# 2005 International Indoor Champs



## NashRCracer (Aug 7, 2002)

NashRCracer live in vegas at 2005 International Indoor Champs
posted video and pictures to www.rc50.com check it out


----------



## NashRCracer (Aug 7, 2002)

what nobody intersted in the vegas race well I posted some more pictures and video www.rc50.com


----------



## glitcher (Aug 2, 2003)

I've been checking it out.Great job as always!Thanks Nash!!
Any word on a couple bud's-Ray Darroch (Losi) and Dan Hartman?
Will you be posting results for Qualifying?


----------



## NashRCracer (Aug 7, 2002)

qualifing after 2 rounds are posted at liverrc.com and as soon as we start racing you get audio at iic-live.com


----------



## SPC (May 2, 2004)

Any results yet?
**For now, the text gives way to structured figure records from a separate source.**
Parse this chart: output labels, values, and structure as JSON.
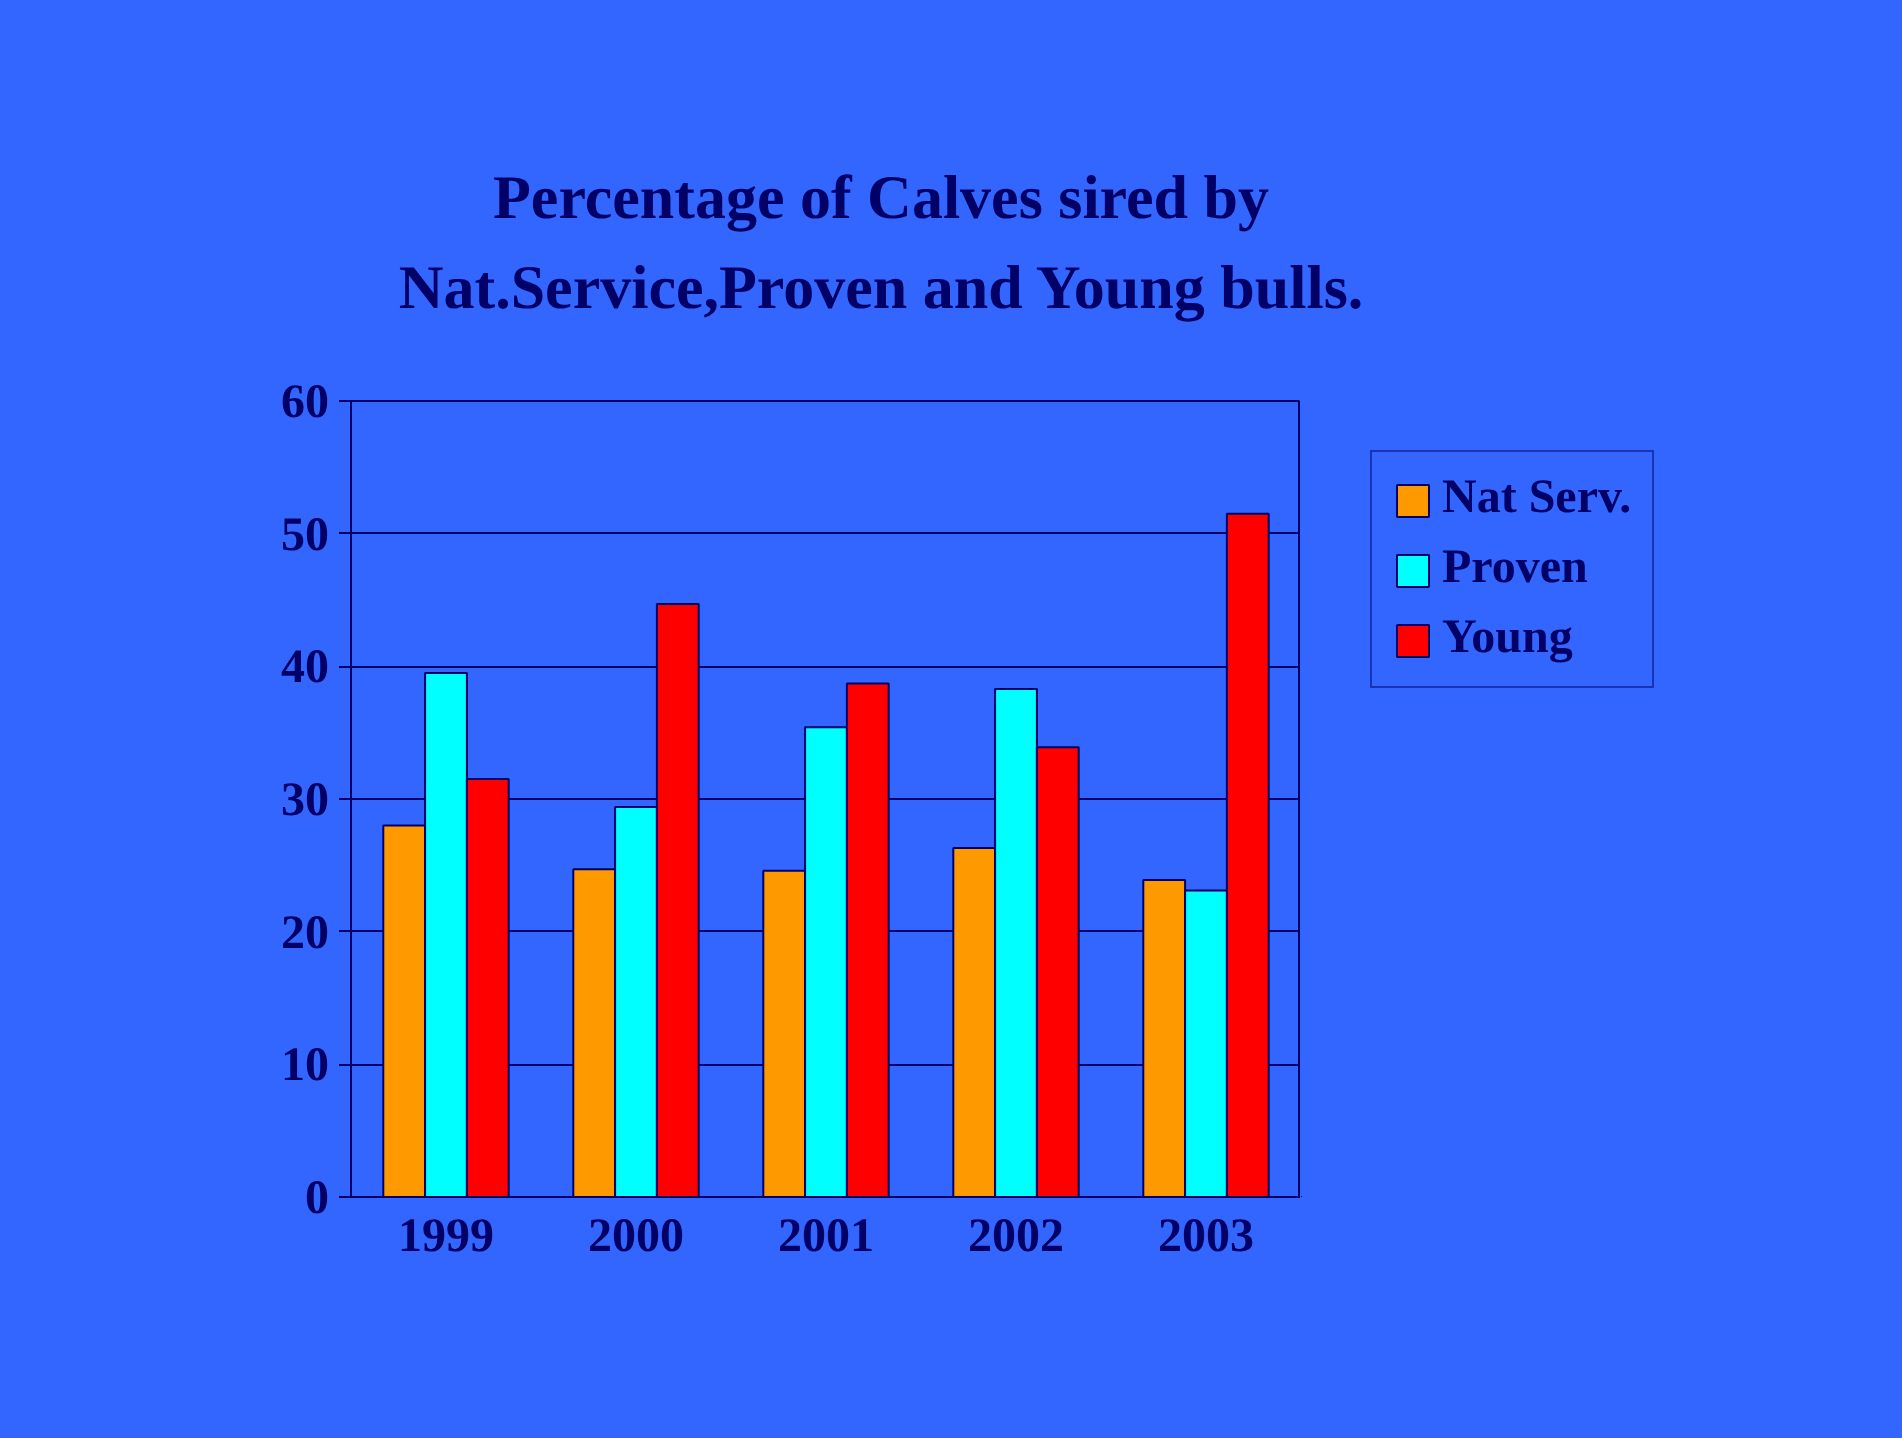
{
  "chart_data": {
    "type": "bar",
    "title": "Percentage of Calves sired by\nNat.Service,Proven and Young bulls.",
    "categories": [
      "1999",
      "2000",
      "2001",
      "2002",
      "2003"
    ],
    "series": [
      {
        "name": "Nat Serv.",
        "color": "#ff9900",
        "values": [
          28,
          24.7,
          24.6,
          26.3,
          23.9
        ]
      },
      {
        "name": "Proven",
        "color": "#00ffff",
        "values": [
          39.5,
          29.4,
          35.4,
          38.3,
          23.1
        ]
      },
      {
        "name": "Young",
        "color": "#ff0000",
        "values": [
          31.5,
          44.7,
          38.7,
          33.9,
          51.5
        ]
      }
    ],
    "ylim": [
      0,
      60
    ],
    "yticks": [
      0,
      10,
      20,
      30,
      40,
      50,
      60
    ],
    "grid": "y",
    "legend": "right"
  }
}
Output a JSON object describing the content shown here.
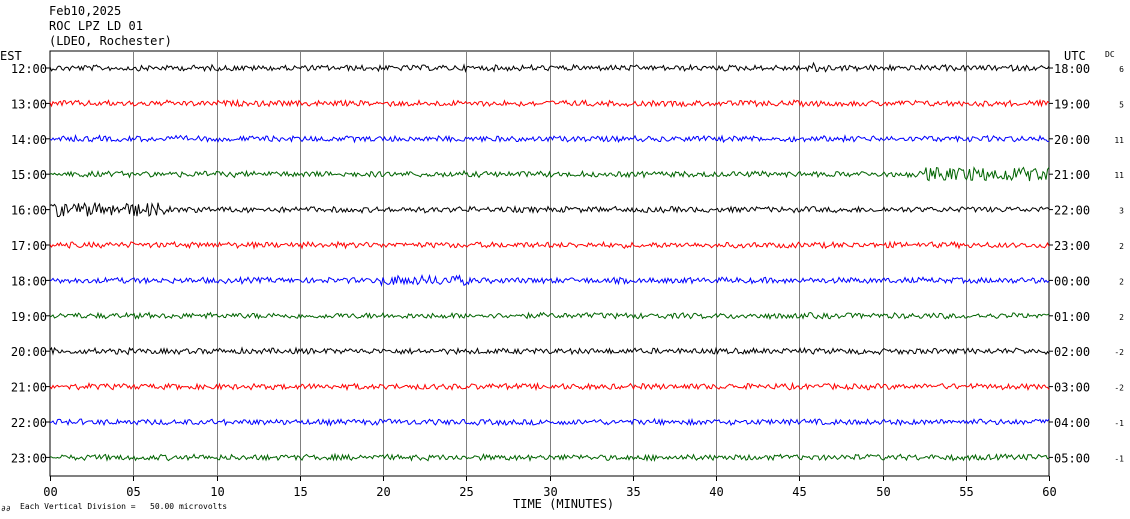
{
  "header": {
    "date": "Feb10,2025",
    "station": "ROC LPZ LD 01",
    "network": "(LDEO, Rochester)"
  },
  "labels": {
    "left_zone": "EST",
    "right_zone": "UTC",
    "dc": "DC",
    "xlabel": "TIME (MINUTES)",
    "scale_note": "Each Vertical Division =   50.00 microvolts",
    "scale_mark": "∂∂"
  },
  "chart_data": {
    "type": "line",
    "title": "",
    "xlabel": "TIME (MINUTES)",
    "ylabel": "",
    "xlim": [
      0,
      60
    ],
    "x_tick_labels": [
      "00",
      "05",
      "10",
      "15",
      "20",
      "25",
      "30",
      "35",
      "40",
      "45",
      "50",
      "55",
      "60"
    ],
    "grid": true,
    "rows": [
      {
        "est": "12:00",
        "utc": "18:00",
        "dc": "6",
        "color": "#000000"
      },
      {
        "est": "13:00",
        "utc": "19:00",
        "dc": "5",
        "color": "#ff0000"
      },
      {
        "est": "14:00",
        "utc": "20:00",
        "dc": "11",
        "color": "#0000ff"
      },
      {
        "est": "15:00",
        "utc": "21:00",
        "dc": "11",
        "color": "#006400"
      },
      {
        "est": "16:00",
        "utc": "22:00",
        "dc": "3",
        "color": "#000000"
      },
      {
        "est": "17:00",
        "utc": "23:00",
        "dc": "2",
        "color": "#ff0000"
      },
      {
        "est": "18:00",
        "utc": "00:00",
        "dc": "2",
        "color": "#0000ff"
      },
      {
        "est": "19:00",
        "utc": "01:00",
        "dc": "2",
        "color": "#006400"
      },
      {
        "est": "20:00",
        "utc": "02:00",
        "dc": "-2",
        "color": "#000000"
      },
      {
        "est": "21:00",
        "utc": "03:00",
        "dc": "-2",
        "color": "#ff0000"
      },
      {
        "est": "22:00",
        "utc": "04:00",
        "dc": "-1",
        "color": "#0000ff"
      },
      {
        "est": "23:00",
        "utc": "05:00",
        "dc": "-1",
        "color": "#006400"
      }
    ]
  }
}
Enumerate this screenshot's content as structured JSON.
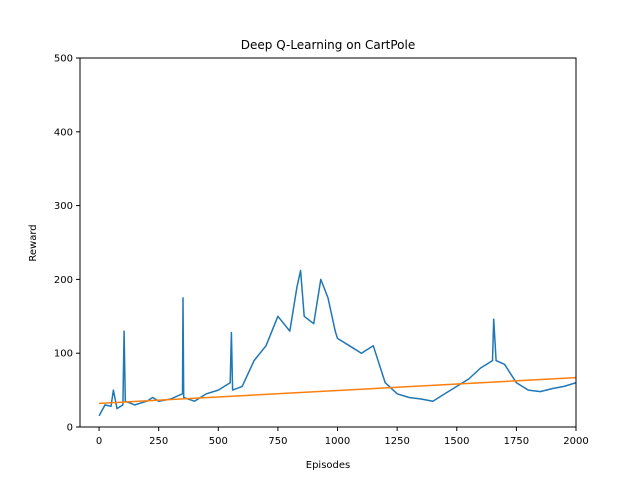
{
  "chart_data": {
    "type": "line",
    "title": "Deep Q-Learning on CartPole",
    "xlabel": "Episodes",
    "ylabel": "Reward",
    "xlim": [
      -80,
      2000
    ],
    "ylim": [
      0,
      500
    ],
    "xticks": [
      0,
      250,
      500,
      750,
      1000,
      1250,
      1500,
      1750,
      2000
    ],
    "yticks": [
      0,
      100,
      200,
      300,
      400,
      500
    ],
    "grid": false,
    "legend": "none",
    "series": [
      {
        "color": "#1f77b4",
        "points": [
          [
            0,
            15
          ],
          [
            25,
            30
          ],
          [
            50,
            28
          ],
          [
            60,
            50
          ],
          [
            75,
            25
          ],
          [
            100,
            30
          ],
          [
            105,
            130
          ],
          [
            110,
            35
          ],
          [
            150,
            30
          ],
          [
            200,
            35
          ],
          [
            225,
            40
          ],
          [
            250,
            35
          ],
          [
            300,
            38
          ],
          [
            350,
            45
          ],
          [
            352,
            175
          ],
          [
            355,
            40
          ],
          [
            400,
            35
          ],
          [
            450,
            45
          ],
          [
            500,
            50
          ],
          [
            550,
            60
          ],
          [
            555,
            128
          ],
          [
            560,
            50
          ],
          [
            600,
            55
          ],
          [
            650,
            90
          ],
          [
            700,
            110
          ],
          [
            750,
            150
          ],
          [
            800,
            130
          ],
          [
            830,
            190
          ],
          [
            845,
            212
          ],
          [
            860,
            150
          ],
          [
            900,
            140
          ],
          [
            930,
            200
          ],
          [
            960,
            175
          ],
          [
            990,
            130
          ],
          [
            1000,
            120
          ],
          [
            1050,
            110
          ],
          [
            1100,
            100
          ],
          [
            1150,
            110
          ],
          [
            1200,
            60
          ],
          [
            1250,
            45
          ],
          [
            1300,
            40
          ],
          [
            1350,
            38
          ],
          [
            1400,
            35
          ],
          [
            1450,
            45
          ],
          [
            1500,
            55
          ],
          [
            1550,
            65
          ],
          [
            1600,
            80
          ],
          [
            1650,
            90
          ],
          [
            1655,
            146
          ],
          [
            1665,
            90
          ],
          [
            1700,
            85
          ],
          [
            1750,
            60
          ],
          [
            1800,
            50
          ],
          [
            1850,
            48
          ],
          [
            1900,
            52
          ],
          [
            1950,
            55
          ],
          [
            2000,
            60
          ]
        ]
      },
      {
        "color": "#ff7f0e",
        "points": [
          [
            0,
            32
          ],
          [
            2000,
            67
          ]
        ]
      }
    ]
  }
}
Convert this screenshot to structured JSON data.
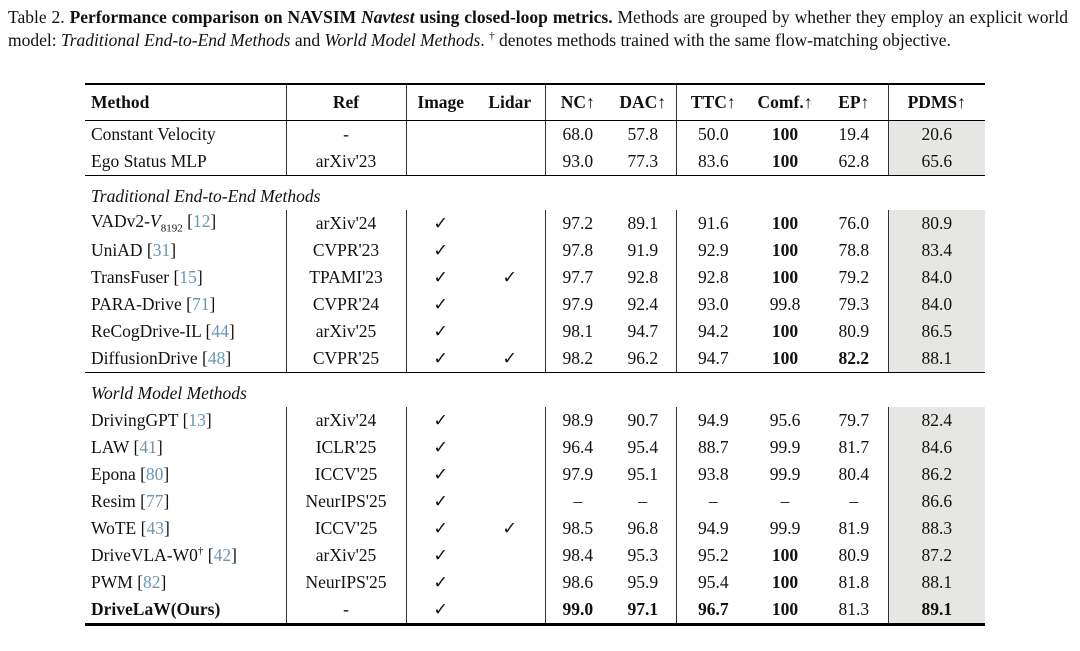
{
  "colors": {
    "cite": "#6997B5",
    "pdms_bg": "#E6E6E4"
  },
  "icons": {
    "check": "✓",
    "dagger": "†",
    "up_arrow": "↑"
  },
  "caption": {
    "prefix": "Table 2. ",
    "bold_1": "Performance comparison on NAVSIM ",
    "bold_italic": "Navtest",
    "bold_2": " using closed-loop metrics.",
    "text_1": " Methods are grouped by whether they employ an explicit world model: ",
    "italic_1": "Traditional End-to-End Methods",
    "text_2": " and ",
    "italic_2": "World Model Methods",
    "text_3": ". ",
    "dagger": "†",
    "text_4": " denotes methods trained with the same flow-matching objective."
  },
  "table": {
    "columns": [
      "Method",
      "Ref",
      "Image",
      "Lidar",
      "NC↑",
      "DAC↑",
      "TTC↑",
      "Comf.↑",
      "EP↑",
      "PDMS↑"
    ],
    "value_keys": [
      "nc",
      "dac",
      "ttc",
      "comf",
      "ep",
      "pdms"
    ],
    "groups": [
      {
        "label": "",
        "rows": [
          {
            "method": "Constant Velocity",
            "script": "",
            "sub": "",
            "dagger": false,
            "cite": "",
            "bold": false,
            "ref": "-",
            "image": false,
            "lidar": false,
            "vals": [
              "68.0",
              "57.8",
              "50.0",
              "100",
              "19.4",
              "20.6"
            ],
            "bold_vals": [
              false,
              false,
              false,
              true,
              false,
              false
            ]
          },
          {
            "method": "Ego Status MLP",
            "script": "",
            "sub": "",
            "dagger": false,
            "cite": "",
            "bold": false,
            "ref": "arXiv'23",
            "image": false,
            "lidar": false,
            "vals": [
              "93.0",
              "77.3",
              "83.6",
              "100",
              "62.8",
              "65.6"
            ],
            "bold_vals": [
              false,
              false,
              false,
              true,
              false,
              false
            ]
          }
        ]
      },
      {
        "label": "Traditional End-to-End Methods",
        "rows": [
          {
            "method": "VADv2-",
            "script": "V",
            "sub": "8192",
            "dagger": false,
            "cite": "12",
            "bold": false,
            "ref": "arXiv'24",
            "image": true,
            "lidar": false,
            "vals": [
              "97.2",
              "89.1",
              "91.6",
              "100",
              "76.0",
              "80.9"
            ],
            "bold_vals": [
              false,
              false,
              false,
              true,
              false,
              false
            ]
          },
          {
            "method": "UniAD",
            "script": "",
            "sub": "",
            "dagger": false,
            "cite": "31",
            "bold": false,
            "ref": "CVPR'23",
            "image": true,
            "lidar": false,
            "vals": [
              "97.8",
              "91.9",
              "92.9",
              "100",
              "78.8",
              "83.4"
            ],
            "bold_vals": [
              false,
              false,
              false,
              true,
              false,
              false
            ]
          },
          {
            "method": "TransFuser",
            "script": "",
            "sub": "",
            "dagger": false,
            "cite": "15",
            "bold": false,
            "ref": "TPAMI'23",
            "image": true,
            "lidar": true,
            "vals": [
              "97.7",
              "92.8",
              "92.8",
              "100",
              "79.2",
              "84.0"
            ],
            "bold_vals": [
              false,
              false,
              false,
              true,
              false,
              false
            ]
          },
          {
            "method": "PARA-Drive",
            "script": "",
            "sub": "",
            "dagger": false,
            "cite": "71",
            "bold": false,
            "ref": "CVPR'24",
            "image": true,
            "lidar": false,
            "vals": [
              "97.9",
              "92.4",
              "93.0",
              "99.8",
              "79.3",
              "84.0"
            ],
            "bold_vals": [
              false,
              false,
              false,
              false,
              false,
              false
            ]
          },
          {
            "method": "ReCogDrive-IL",
            "script": "",
            "sub": "",
            "dagger": false,
            "cite": "44",
            "bold": false,
            "ref": "arXiv'25",
            "image": true,
            "lidar": false,
            "vals": [
              "98.1",
              "94.7",
              "94.2",
              "100",
              "80.9",
              "86.5"
            ],
            "bold_vals": [
              false,
              false,
              false,
              true,
              false,
              false
            ]
          },
          {
            "method": "DiffusionDrive",
            "script": "",
            "sub": "",
            "dagger": false,
            "cite": "48",
            "bold": false,
            "ref": "CVPR'25",
            "image": true,
            "lidar": true,
            "vals": [
              "98.2",
              "96.2",
              "94.7",
              "100",
              "82.2",
              "88.1"
            ],
            "bold_vals": [
              false,
              false,
              false,
              true,
              true,
              false
            ]
          }
        ]
      },
      {
        "label": "World Model Methods",
        "rows": [
          {
            "method": "DrivingGPT",
            "script": "",
            "sub": "",
            "dagger": false,
            "cite": "13",
            "bold": false,
            "ref": "arXiv'24",
            "image": true,
            "lidar": false,
            "vals": [
              "98.9",
              "90.7",
              "94.9",
              "95.6",
              "79.7",
              "82.4"
            ],
            "bold_vals": [
              false,
              false,
              false,
              false,
              false,
              false
            ]
          },
          {
            "method": "LAW",
            "script": "",
            "sub": "",
            "dagger": false,
            "cite": "41",
            "bold": false,
            "ref": "ICLR'25",
            "image": true,
            "lidar": false,
            "vals": [
              "96.4",
              "95.4",
              "88.7",
              "99.9",
              "81.7",
              "84.6"
            ],
            "bold_vals": [
              false,
              false,
              false,
              false,
              false,
              false
            ]
          },
          {
            "method": "Epona",
            "script": "",
            "sub": "",
            "dagger": false,
            "cite": "80",
            "bold": false,
            "ref": "ICCV'25",
            "image": true,
            "lidar": false,
            "vals": [
              "97.9",
              "95.1",
              "93.8",
              "99.9",
              "80.4",
              "86.2"
            ],
            "bold_vals": [
              false,
              false,
              false,
              false,
              false,
              false
            ]
          },
          {
            "method": "Resim",
            "script": "",
            "sub": "",
            "dagger": false,
            "cite": "77",
            "bold": false,
            "ref": "NeurIPS'25",
            "image": true,
            "lidar": false,
            "vals": [
              "–",
              "–",
              "–",
              "–",
              "–",
              "86.6"
            ],
            "bold_vals": [
              false,
              false,
              false,
              false,
              false,
              false
            ]
          },
          {
            "method": "WoTE",
            "script": "",
            "sub": "",
            "dagger": false,
            "cite": "43",
            "bold": false,
            "ref": "ICCV'25",
            "image": true,
            "lidar": true,
            "vals": [
              "98.5",
              "96.8",
              "94.9",
              "99.9",
              "81.9",
              "88.3"
            ],
            "bold_vals": [
              false,
              false,
              false,
              false,
              false,
              false
            ]
          },
          {
            "method": "DriveVLA-W0",
            "script": "",
            "sub": "",
            "dagger": true,
            "cite": "42",
            "bold": false,
            "ref": "arXiv'25",
            "image": true,
            "lidar": false,
            "vals": [
              "98.4",
              "95.3",
              "95.2",
              "100",
              "80.9",
              "87.2"
            ],
            "bold_vals": [
              false,
              false,
              false,
              true,
              false,
              false
            ]
          },
          {
            "method": "PWM",
            "script": "",
            "sub": "",
            "dagger": false,
            "cite": "82",
            "bold": false,
            "ref": "NeurIPS'25",
            "image": true,
            "lidar": false,
            "vals": [
              "98.6",
              "95.9",
              "95.4",
              "100",
              "81.8",
              "88.1"
            ],
            "bold_vals": [
              false,
              false,
              false,
              true,
              false,
              false
            ]
          },
          {
            "method": "DriveLaW(Ours)",
            "script": "",
            "sub": "",
            "dagger": false,
            "cite": "",
            "bold": true,
            "ref": "-",
            "image": true,
            "lidar": false,
            "vals": [
              "99.0",
              "97.1",
              "96.7",
              "100",
              "81.3",
              "89.1"
            ],
            "bold_vals": [
              true,
              true,
              true,
              true,
              false,
              true
            ]
          }
        ]
      }
    ]
  }
}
Will they be posted?


----------



## NashRCracer (Aug 7, 2002)

just round 2 still running 3

liverc.com

100+ pictures at www.rc50.com


----------



## erock1331 (Apr 1, 2002)

results are posted over on www.liverc.com


----------



## NashRCracer (Aug 7, 2002)

got you by 2 10th


----------



## glitcher (Aug 2, 2003)

Anyone try to watch the "Live Racing"? It keeps telling me to log in after I allready have.


----------